Nach dem üblichen Hinhalten darf man das Biest irgendwann einmal komplett sichten, und da schlägt das Fanherz auch gleich höher. Die Kreatur sieht einfach toll aus, irgendwo nostalgisch lustig, irgendwie aber noch nicht an der Grenze zum komplett peinlichen. In der Finalszene, an einem Leuchtturm, bekommt man das Monster dann häufiger und länger zu sehen. Das ist schon ganz nett, aber leider auch zu spät, um sich wirklich unterhalten zu fühlen.

Wenigstens darf der genreübliche, inhaltliche Schwachsinn nicht fehlen: Ein Mann wird von dem Monster geschnappt, es klettert auf „King Kong“-Art mit ihm den Leuchtturm hoch. Eine Gruppe Männer steht unten mit den Gewehren.
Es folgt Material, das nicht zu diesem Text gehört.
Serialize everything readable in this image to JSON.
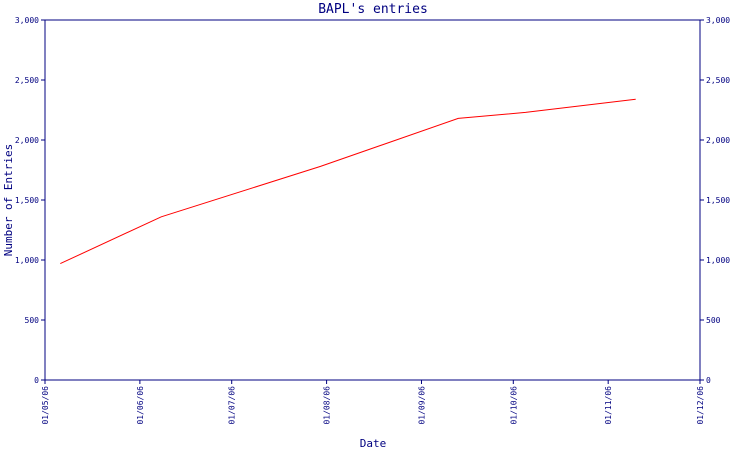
{
  "chart_data": {
    "type": "line",
    "title": "BAPL's entries",
    "xlabel": "Date",
    "ylabel": "Number of Entries",
    "ylim": [
      0,
      3000
    ],
    "y_ticks": [
      0,
      500,
      1000,
      1500,
      2000,
      2500,
      3000
    ],
    "y_tick_labels": [
      "0",
      "500",
      "1,000",
      "1,500",
      "2,000",
      "2,500",
      "3,000"
    ],
    "y_right_tick_labels": [
      "0",
      "500",
      "1,000",
      "1,500",
      "2,000",
      "2,500",
      "3,000"
    ],
    "x_range": [
      "2006-05-01",
      "2006-12-01"
    ],
    "x_ticks": [
      "2006-05-01",
      "2006-06-01",
      "2006-07-01",
      "2006-08-01",
      "2006-09-01",
      "2006-10-01",
      "2006-11-01",
      "2006-12-01"
    ],
    "x_tick_labels": [
      "01/05/06",
      "01/06/06",
      "01/07/06",
      "01/08/06",
      "01/09/06",
      "01/10/06",
      "01/11/06",
      "01/12/06"
    ],
    "grid": false,
    "series": [
      {
        "color": "#ff0000",
        "x": [
          "2006-05-06",
          "2006-06-08",
          "2006-07-30",
          "2006-09-13",
          "2006-10-05",
          "2006-11-10"
        ],
        "y": [
          970,
          1360,
          1780,
          2180,
          2230,
          2340
        ]
      }
    ]
  }
}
Die Tochter des Entführten hält diese aber vom Schießen ab, damit nicht versehentlich der Vater getroffen wird. Schön und gut! Aber vielleicht hätte doch mal wer schießen sollen, anstatt seelenruhig dabei zuzusehen, wie das Vieh den armen Mann bis ganz nach oben schleppt, um ihn dann ohne Gegenwehr runter zu schmeißen. Eine Kugel im Bein wäre dem Kerl sicherlich lieber gewesen, als sein vorzeitiges Ableben.

Dieser Spaß kommt aber wie erwähnt erst gegen Ende auf, so dass dem Rest des Filmes nur die grotesk überzeichnete Musik und die wenigen Auftritte der Kreatur bleibt, um mit Schrott zu belustigen. Das allein kann einen unfreiwilligen Trashfilm natürlich nicht tragen. Somit ist „The Monster Of Piedras Blancas“ weder ein gelungener Monsterfilm, ein atmosphärischer Grusler noch eine dauerhaft unfreiwillig komische Belustigung. Schade um das wirklich nette Kostüm und der sympathischen Location.